First, the government is locked in greater-than-ever conflicts with the bottom of society, the promise to offer the populace bread is getting harder to keep. Protests took place throughout the country, allegedly there were over 180 thousand counts of them last year.


Second, the elite class are expressing their worries with the future through the actions they took. A large number of them emigrated and relocated with every possible means the asset they had gathered over the years to other countries. At this juncture, any outbreak of domestic social unrest would intensify their fear which in turn shakes the confidence society has for the future.


For Guangdong chief executive Wang Yang, there is an extra factor to take into consideration apart from what is said above. For years Wang Yang has been chosen by the fourth generation of CCP leadership as a potential member of the fifth. To show he has the necessary political insight and the ability needed for that position, Wang has maintained an open gesture. An advocate for civil society, ease of control over the media and so on, Wang has been seen as a rival of “leftist” Bo Xilai. With just about ten months before he ascends to a higher position, Wang personally would absolutely want no mass rally to end in bloodshed. At this moment, one careless move and his chance of getting promoted would be gone. Therefore, even though local government officials are not willing to offer concession because of local interests, Wang Yang must have demanded them to soften the conflict. This way of addressing the conflict might have been silently permitted by top officials because, at the time when maintaining stability with violent means becomes less and less effective, the authorities need top local officials to try a comparatively softer approach. Moreover, at a time when being mired with tough issues abroad, they would hope incidents at home not to grow bigger.

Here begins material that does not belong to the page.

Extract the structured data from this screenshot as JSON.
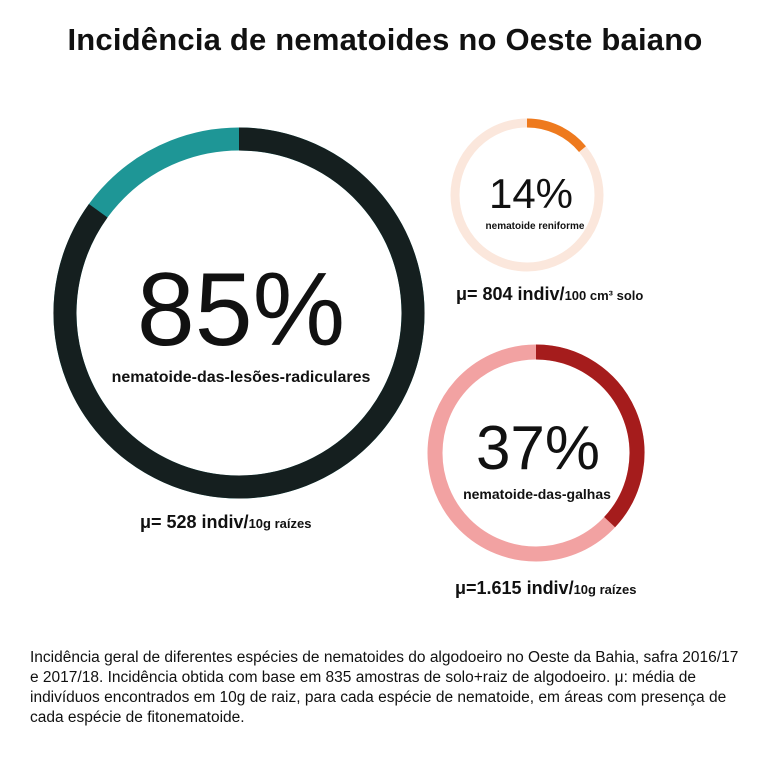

From the standpoint of the villagers, it is wise of them to call off protests after the authorities accepted their minimum requests. After three months of demonstrations, both the villagers and the local government became deeply tired and wish to have an exit. The soft approach with which Wang Yang addressed the issue provided the two sides just that. For the villagers, they had only two options: either they temporarily agree with the offers and take their time to plan for future moves; or they keep fighting until there is a violent crackdown. Which is the better option to go for is something that only the villagers of Wukan, whose interests are at stake, can judge and decide for themselves.


Just like those eye-catching protests in the past, many have hoped that protests at Wukan could be the first domino triggering the fall of the dictatorship. This time the “majority” of Wukan protests came to a stage like this is evident that China is still not fully ready. Whereas in Tunisia, where the conditions were ripe, the self-immolation of a hawker could burn away the throne of a dictator. In fact, what kind of incident could become the starting point of democratization has completely nothing to do with the wishes of those involved. It depends entirely on the situation of the community which those involved are in. This time, the way the authorities handled Wukan incident has only met the minimum requests of the villagers; how the land issues would be solved has not been touched upon at all, yet the country is already cheering and Wang's reputation rose above that of Bo Xilai all of a sudden. These phenomena indicate China is at the stage where people yearn for open despotism, just like Tunisia back in the early 1990s. It is undeniable that this is public opinion, at least this is mainstream public opinion.


There are a few questions remain to be solved: first, how the dead knot of land issues at Wukan is to be untied; second, after the dead knot is untied, would other regions follow suit; third, would the cessation of land acquisition be institutionalized. If all this can be achieved, then it means Wukan protests could give rise to an institutionalized feedback system. Otherwise, it means the authorities have merely chosen a soft approach over the rough one in dealing with protests.